Escreve Oliver Wintzek, professor de Teologia Dogmática e Fundamental na Universidade Católica de Ciências Aplicadas de Mainz. Ele também atua como vigário paroquial na Igreja Jesuíta de Mannheim. O artigo é publicado Katholisch.de, 19-05-2026.
Eis o artigo.
Recentemente, o músico da igreja de Mainz, Hans-Jörg Kaiser, apontou acertadamente que a música de adoração, que muitas vezes se apresenta como moderna, é frequentemente tão simplista que não faz jus à fé e às exigências teológicas. Liricamente, muitas vezes carece de significado e profundidade. Esse fenômeno, contudo, não se limita ao âmbito musical – vídeos de autoproclamados "influenciadores cristãos" com inúmeros seguidores têm viralizado na internet há tempos. Qualquer pessoa que visite tais sites é bombardeada com sugestões semelhantes. Isso reflete o fato de que a autoridade da Igreja Católica para interpretar e reinterpretar a fé se consolidou, em um sentido negativo, onde câmaras de eco impulsionadas por algoritmos conferem validade e credibilidade.
A competência teológica é geralmente bastante questionável, visto que a usurpação bíblica sem análise hermenêutica e o tratamento inadequado e descontextualizado da tradição andam de mãos dadas. Quando a convicção religiosa individual e as opiniões particulares tentam sobrepor-se à sólida formação acadêmica, não é de admirar que atacar a teologia acadêmica em nome de um Jesus distorcido e imediatista ou de uma pseudo-justiça herética seja a norma. Perigosamente simplistas, pois, as postagens em diversas redes sociais representam uma ideologia sedutora que é aceita sem qualquer conhecimento teológico prévio.
Contrapor isso com esclarecimento é como lutar contra moinhos de vento; informações com nuances são impotentes diante de afirmações contundentes e definitivas — especialmente na brevidade do TikTok.

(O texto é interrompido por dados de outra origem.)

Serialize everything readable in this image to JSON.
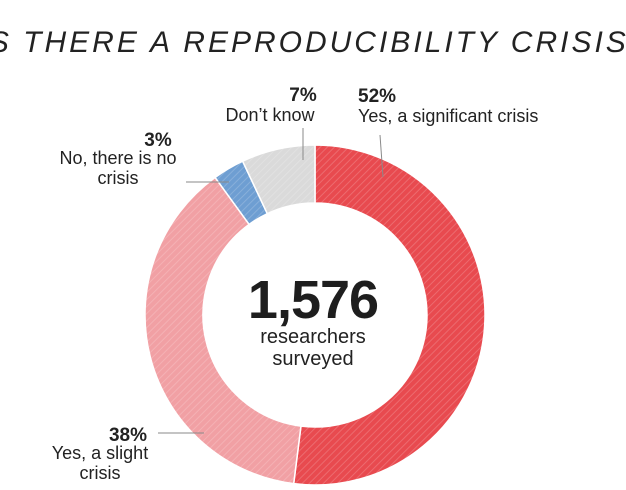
{
  "colors": {
    "significant": "#e84a4f",
    "slight": "#f1a0a4",
    "no_crisis": "#6e9ed2",
    "dont_know": "#dadada",
    "leader": "#8a8a8a"
  },
  "chart_data": {
    "type": "pie",
    "title": "IS THERE A REPRODUCIBILITY CRISIS?",
    "center": {
      "value": "1,576",
      "line1": "researchers",
      "line2": "surveyed"
    },
    "slices": [
      {
        "pct": "52%",
        "value": 52,
        "label_lines": [
          "Yes, a significant crisis"
        ],
        "color": "#e84a4f"
      },
      {
        "pct": "38%",
        "value": 38,
        "label_lines": [
          "Yes, a slight",
          "crisis"
        ],
        "color": "#f1a0a4"
      },
      {
        "pct": "3%",
        "value": 3,
        "label_lines": [
          "No, there is no",
          "crisis"
        ],
        "color": "#6e9ed2"
      },
      {
        "pct": "7%",
        "value": 7,
        "label_lines": [
          "Don’t know"
        ],
        "color": "#dadada"
      }
    ]
  }
}
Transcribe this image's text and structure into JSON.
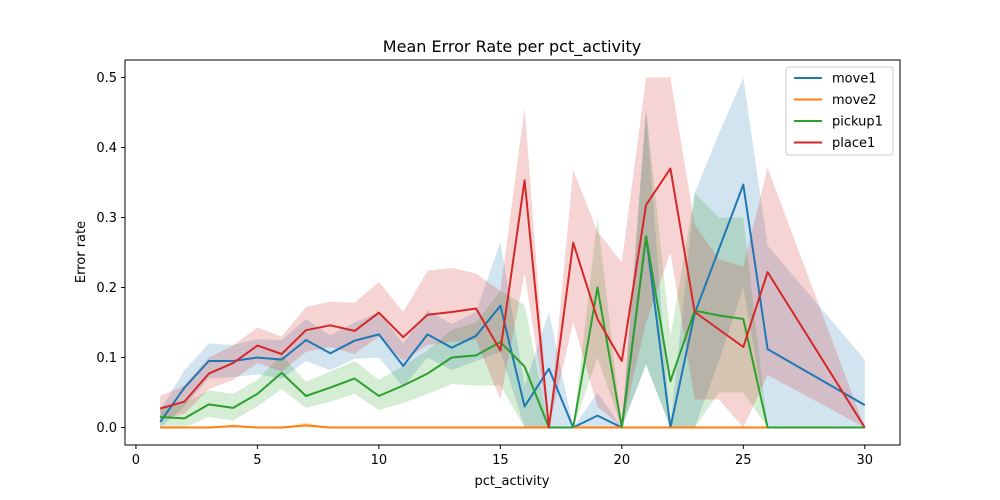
{
  "chart_data": {
    "type": "line",
    "title": "Mean Error Rate per pct_activity",
    "xlabel": "pct_activity",
    "ylabel": "Error rate",
    "xlim": [
      -0.45,
      31.45
    ],
    "ylim": [
      -0.025,
      0.525
    ],
    "xticks": [
      0,
      5,
      10,
      15,
      20,
      25,
      30
    ],
    "yticks": [
      0.0,
      0.1,
      0.2,
      0.3,
      0.4,
      0.5
    ],
    "xtick_labels": [
      "0",
      "5",
      "10",
      "15",
      "20",
      "25",
      "30"
    ],
    "ytick_labels": [
      "0.0",
      "0.1",
      "0.2",
      "0.3",
      "0.4",
      "0.5"
    ],
    "grid": false,
    "legend_position": "top-right",
    "x": [
      1,
      2,
      3,
      4,
      5,
      6,
      7,
      8,
      9,
      10,
      11,
      12,
      13,
      14,
      15,
      16,
      17,
      18,
      19,
      20,
      21,
      22,
      23,
      24,
      25,
      26,
      30
    ],
    "series": [
      {
        "name": "move1",
        "color": "#1f77b4",
        "values": [
          0.008,
          0.057,
          0.095,
          0.095,
          0.1,
          0.097,
          0.125,
          0.106,
          0.124,
          0.133,
          0.088,
          0.133,
          0.114,
          0.131,
          0.174,
          0.03,
          0.084,
          0.0,
          0.017,
          0.0,
          0.273,
          0.0,
          0.163,
          0.255,
          0.347,
          0.112,
          0.032
        ],
        "lower": [
          0.0,
          0.03,
          0.07,
          0.072,
          0.076,
          0.07,
          0.095,
          0.082,
          0.098,
          0.1,
          0.058,
          0.1,
          0.082,
          0.095,
          0.108,
          0.0,
          0.0,
          0.0,
          0.0,
          0.0,
          0.09,
          0.0,
          0.0,
          0.095,
          0.2,
          0.0,
          0.0
        ],
        "upper": [
          0.025,
          0.082,
          0.12,
          0.118,
          0.126,
          0.125,
          0.155,
          0.132,
          0.15,
          0.165,
          0.12,
          0.167,
          0.148,
          0.165,
          0.265,
          0.06,
          0.165,
          0.0,
          0.05,
          0.0,
          0.455,
          0.0,
          0.335,
          0.42,
          0.5,
          0.26,
          0.097
        ]
      },
      {
        "name": "move2",
        "color": "#ff7f0e",
        "values": [
          0.0,
          0.0,
          0.0,
          0.002,
          0.0,
          0.0,
          0.003,
          0.0,
          0.0,
          0.0,
          0.0,
          0.0,
          0.0,
          0.0,
          0.0,
          0.0,
          0.0,
          0.0,
          0.0,
          0.0,
          0.0,
          0.0,
          0.0,
          0.0,
          0.0,
          0.0,
          0.0
        ],
        "lower": [
          0.0,
          0.0,
          0.0,
          0.0,
          0.0,
          0.0,
          0.0,
          0.0,
          0.0,
          0.0,
          0.0,
          0.0,
          0.0,
          0.0,
          0.0,
          0.0,
          0.0,
          0.0,
          0.0,
          0.0,
          0.0,
          0.0,
          0.0,
          0.0,
          0.0,
          0.0,
          0.0
        ],
        "upper": [
          0.0,
          0.0,
          0.0,
          0.005,
          0.0,
          0.0,
          0.007,
          0.0,
          0.0,
          0.0,
          0.0,
          0.0,
          0.0,
          0.0,
          0.0,
          0.0,
          0.0,
          0.0,
          0.0,
          0.0,
          0.0,
          0.0,
          0.0,
          0.0,
          0.0,
          0.0,
          0.0
        ]
      },
      {
        "name": "pickup1",
        "color": "#2ca02c",
        "values": [
          0.015,
          0.013,
          0.033,
          0.028,
          0.048,
          0.078,
          0.045,
          0.057,
          0.07,
          0.045,
          0.06,
          0.077,
          0.1,
          0.103,
          0.122,
          0.087,
          0.0,
          0.0,
          0.2,
          0.0,
          0.273,
          0.066,
          0.167,
          0.16,
          0.155,
          0.0,
          0.0
        ],
        "lower": [
          0.0,
          0.0,
          0.015,
          0.01,
          0.03,
          0.055,
          0.028,
          0.037,
          0.048,
          0.025,
          0.035,
          0.048,
          0.062,
          0.06,
          0.06,
          0.0,
          0.0,
          0.0,
          0.1,
          0.0,
          0.09,
          0.0,
          0.0,
          0.05,
          0.05,
          0.0,
          0.0
        ],
        "upper": [
          0.03,
          0.035,
          0.053,
          0.048,
          0.068,
          0.104,
          0.065,
          0.08,
          0.095,
          0.068,
          0.088,
          0.11,
          0.14,
          0.15,
          0.195,
          0.175,
          0.0,
          0.0,
          0.3,
          0.0,
          0.455,
          0.13,
          0.335,
          0.3,
          0.3,
          0.0,
          0.0
        ]
      },
      {
        "name": "place1",
        "color": "#d62728",
        "values": [
          0.027,
          0.037,
          0.077,
          0.092,
          0.117,
          0.105,
          0.139,
          0.146,
          0.138,
          0.164,
          0.129,
          0.161,
          0.165,
          0.17,
          0.11,
          0.353,
          0.0,
          0.264,
          0.155,
          0.095,
          0.318,
          0.37,
          0.165,
          0.14,
          0.115,
          0.222,
          0.0
        ],
        "lower": [
          0.01,
          0.02,
          0.055,
          0.068,
          0.092,
          0.08,
          0.108,
          0.115,
          0.105,
          0.13,
          0.095,
          0.118,
          0.122,
          0.125,
          0.04,
          0.22,
          0.0,
          0.15,
          0.03,
          0.0,
          0.15,
          0.25,
          0.04,
          0.04,
          0.0,
          0.075,
          0.0
        ],
        "upper": [
          0.045,
          0.06,
          0.1,
          0.117,
          0.143,
          0.13,
          0.172,
          0.18,
          0.178,
          0.208,
          0.165,
          0.224,
          0.228,
          0.22,
          0.195,
          0.457,
          0.0,
          0.368,
          0.28,
          0.236,
          0.5,
          0.5,
          0.29,
          0.24,
          0.23,
          0.371,
          0.0
        ]
      }
    ]
  }
}
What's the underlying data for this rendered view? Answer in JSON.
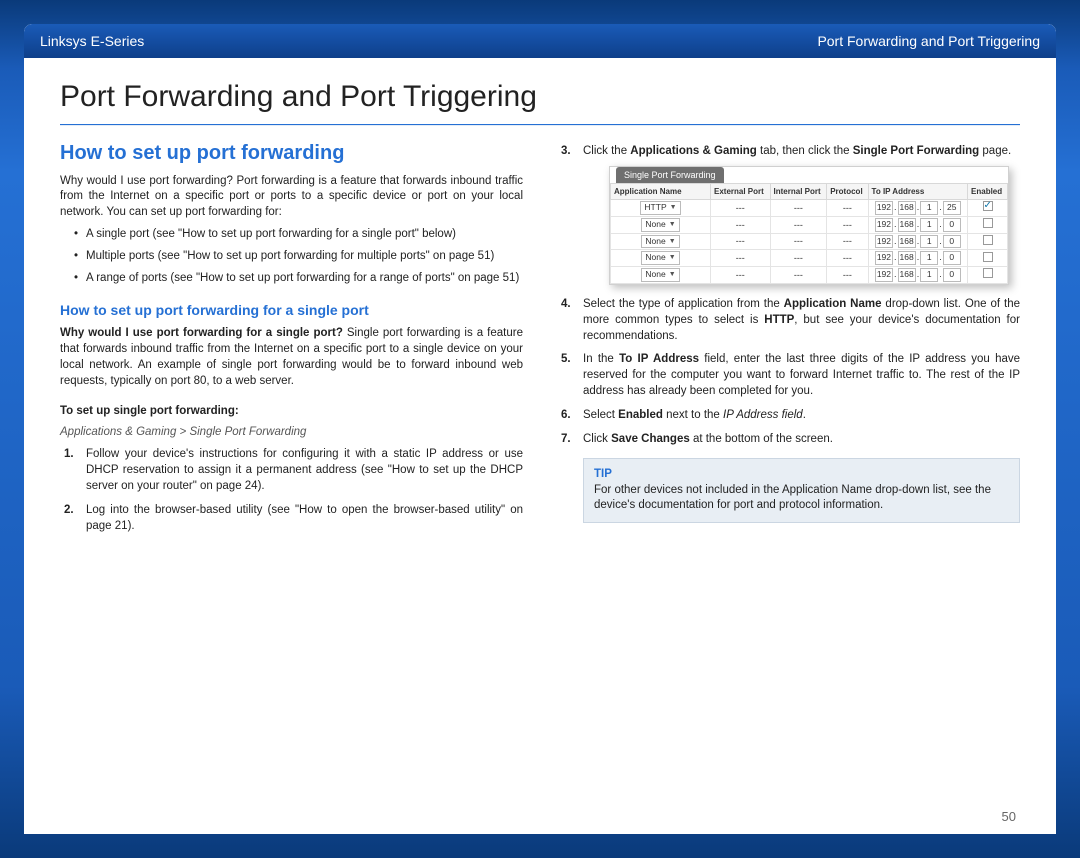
{
  "header": {
    "left": "Linksys E-Series",
    "right": "Port Forwarding and Port Triggering"
  },
  "title": "Port Forwarding and Port Triggering",
  "page_number": "50",
  "left_col": {
    "h2": "How to set up port forwarding",
    "intro": "Why would I use port forwarding? Port forwarding is a feature that forwards inbound traffic from the Internet on a specific port or ports to a specific device or port on your local network. You can set up port forwarding for:",
    "bullets": [
      "A single port (see \"How to set up port forwarding for a single port\" below)",
      "Multiple ports (see \"How to set up port forwarding for multiple ports\" on page 51)",
      "A range of ports (see \"How to set up port forwarding for a range of ports\" on page 51)"
    ],
    "h3": "How to set up port forwarding for a single port",
    "single_lead": "Why would I use port forwarding for a single port?",
    "single_body": " Single port forwarding is a feature that forwards inbound traffic from the Internet on a specific port to a single device on your local network. An example of single port forwarding would be to forward inbound web requests, typically on port 80, to a web server.",
    "setup_head": "To set up single port forwarding:",
    "breadcrumb": "Applications & Gaming > Single Port Forwarding",
    "steps": [
      "Follow your device's instructions for configuring it with a static IP address or use DHCP reservation to assign it a permanent address (see \"How to set up the DHCP server on your router\" on page 24).",
      "Log into the browser-based utility (see \"How to open the browser-based utility\" on page 21)."
    ]
  },
  "right_col": {
    "step3_pre": "Click the ",
    "step3_b1": "Applications & Gaming",
    "step3_mid": " tab, then click the ",
    "step3_b2": "Single Port Forwarding",
    "step3_post": " page.",
    "step4_pre": "Select the type of application from the ",
    "step4_b1": "Application Name",
    "step4_mid": " drop-down list. One of the more common types to select is ",
    "step4_b2": "HTTP",
    "step4_post": ", but see your device's documentation for recommendations.",
    "step5_pre": "In the ",
    "step5_b1": "To IP Address",
    "step5_post": " field, enter the last three digits of the IP address you have reserved for the computer you want to forward Internet traffic to. The rest of the IP address has already been completed for you.",
    "step6_pre": "Select ",
    "step6_b1": "Enabled",
    "step6_mid": " next to the ",
    "step6_i": "IP Address field",
    "step6_post": ".",
    "step7_pre": "Click ",
    "step7_b1": "Save Changes",
    "step7_post": " at the bottom of the screen.",
    "tip_title": "TIP",
    "tip_body": "For other devices not included in the Application Name drop-down list, see the device's documentation for port and protocol information."
  },
  "ui": {
    "tab": "Single Port Forwarding",
    "headers": [
      "Application Name",
      "External Port",
      "Internal Port",
      "Protocol",
      "To IP Address",
      "Enabled"
    ],
    "rows": [
      {
        "app": "HTTP",
        "ext": "---",
        "int": "---",
        "proto": "---",
        "ip": [
          "192",
          "168",
          "1",
          "25"
        ],
        "on": true
      },
      {
        "app": "None",
        "ext": "---",
        "int": "---",
        "proto": "---",
        "ip": [
          "192",
          "168",
          "1",
          "0"
        ],
        "on": false
      },
      {
        "app": "None",
        "ext": "---",
        "int": "---",
        "proto": "---",
        "ip": [
          "192",
          "168",
          "1",
          "0"
        ],
        "on": false
      },
      {
        "app": "None",
        "ext": "---",
        "int": "---",
        "proto": "---",
        "ip": [
          "192",
          "168",
          "1",
          "0"
        ],
        "on": false
      },
      {
        "app": "None",
        "ext": "---",
        "int": "---",
        "proto": "---",
        "ip": [
          "192",
          "168",
          "1",
          "0"
        ],
        "on": false
      }
    ]
  }
}
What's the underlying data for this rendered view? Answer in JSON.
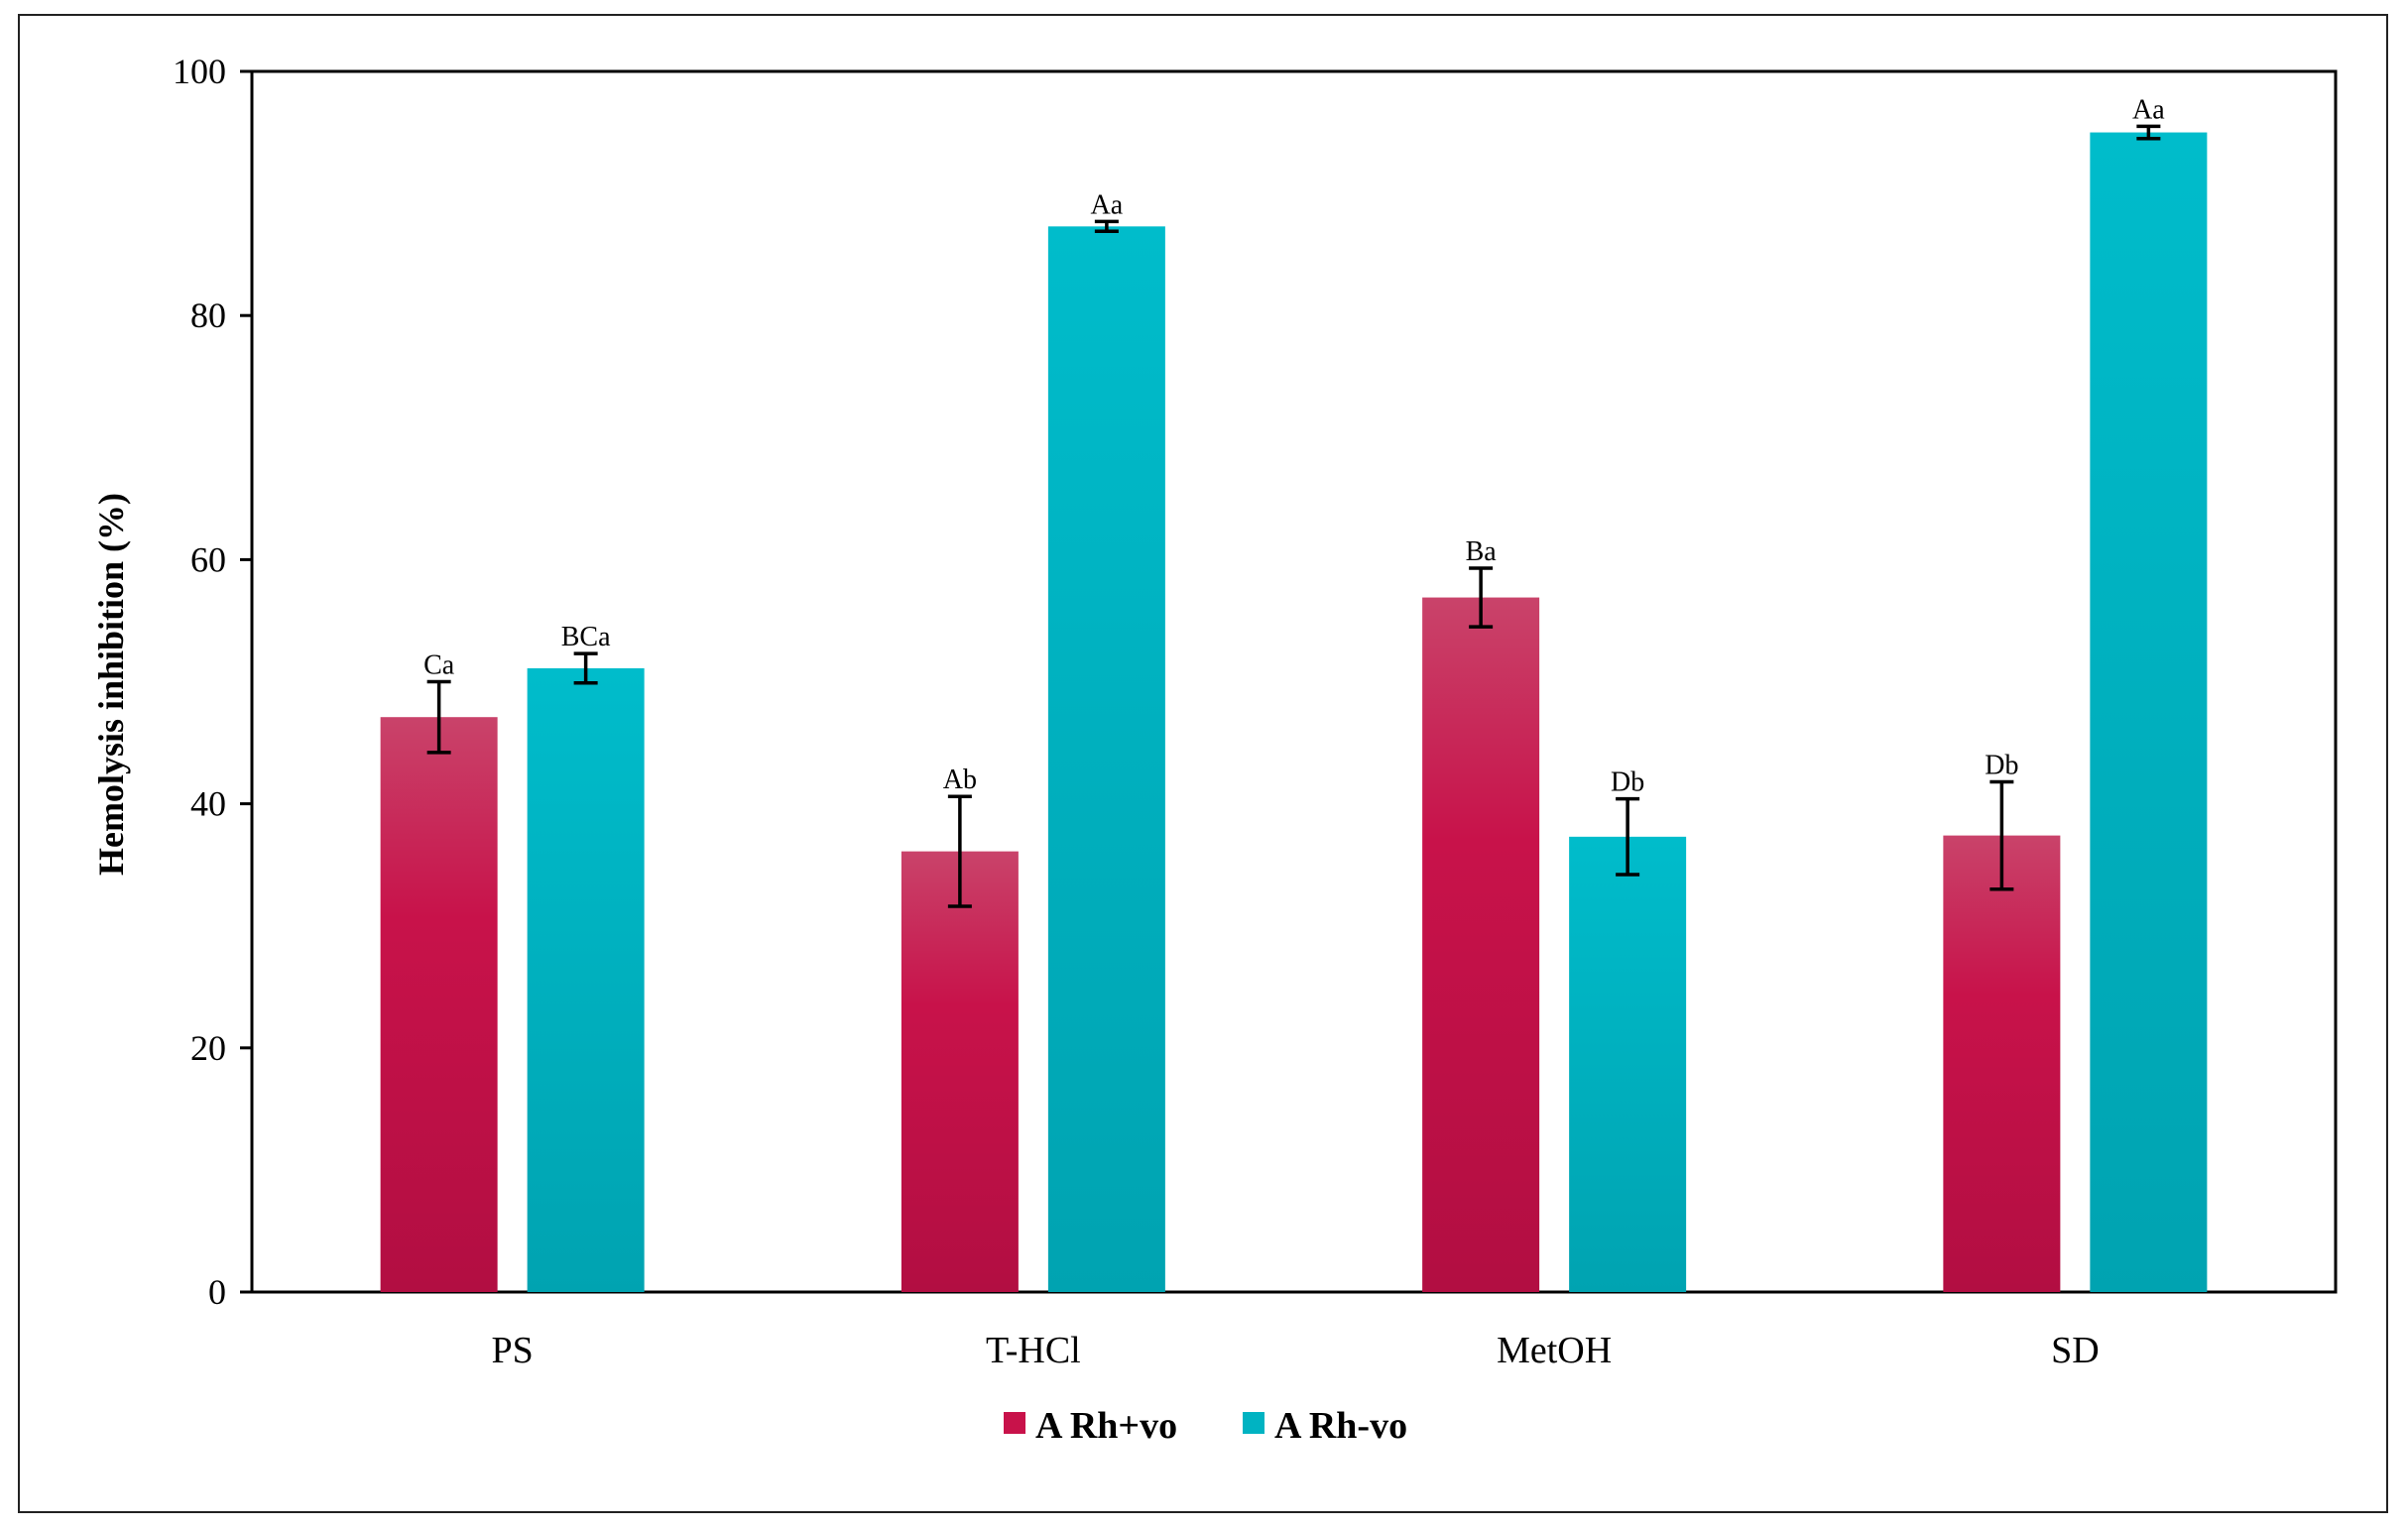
{
  "chart_data": {
    "type": "bar",
    "title": "",
    "xlabel": "",
    "ylabel": "Hemolysis inhibition (%)",
    "ylim": [
      0,
      100
    ],
    "yticks": [
      0,
      20,
      40,
      60,
      80,
      100
    ],
    "grid": false,
    "legend_position": "bottom-center",
    "categories": [
      "PS",
      "T-HCl",
      "MetOH",
      "SD"
    ],
    "series": [
      {
        "name": "A Rh+vo",
        "color": "#c8124a",
        "values": [
          47.1,
          36.1,
          56.9,
          37.4
        ],
        "errors": [
          2.9,
          4.5,
          2.4,
          4.4
        ],
        "labels": [
          "Ca",
          "Ab",
          "Ba",
          "Db"
        ]
      },
      {
        "name": "A Rh-vo",
        "color": "#00b3c2",
        "values": [
          51.1,
          87.3,
          37.3,
          95.0
        ],
        "errors": [
          1.2,
          0.4,
          3.1,
          0.5
        ],
        "labels": [
          "BCa",
          "Aa",
          "Db",
          "Aa"
        ]
      }
    ]
  }
}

O enorme volume de publicações também levanta preocupações de que até mesmo as percepções sobre o catolicismo geradas por IA tomem um rumo questionável — a IA só é tão inteligente quanto o conteúdo que recebe. O perigo dessa imaturidade intelectual autoimposta e disseminada digitalmente é real e leva a dependências preocupantes, onde as habilidades de pensamento crítico são deficientes ou deliberadamente suprimidas. Embora a mudança descontrolada na autoridade interpretativa tenha sido identificada, se e como ela pode ser evitada permanece uma questão em aberto.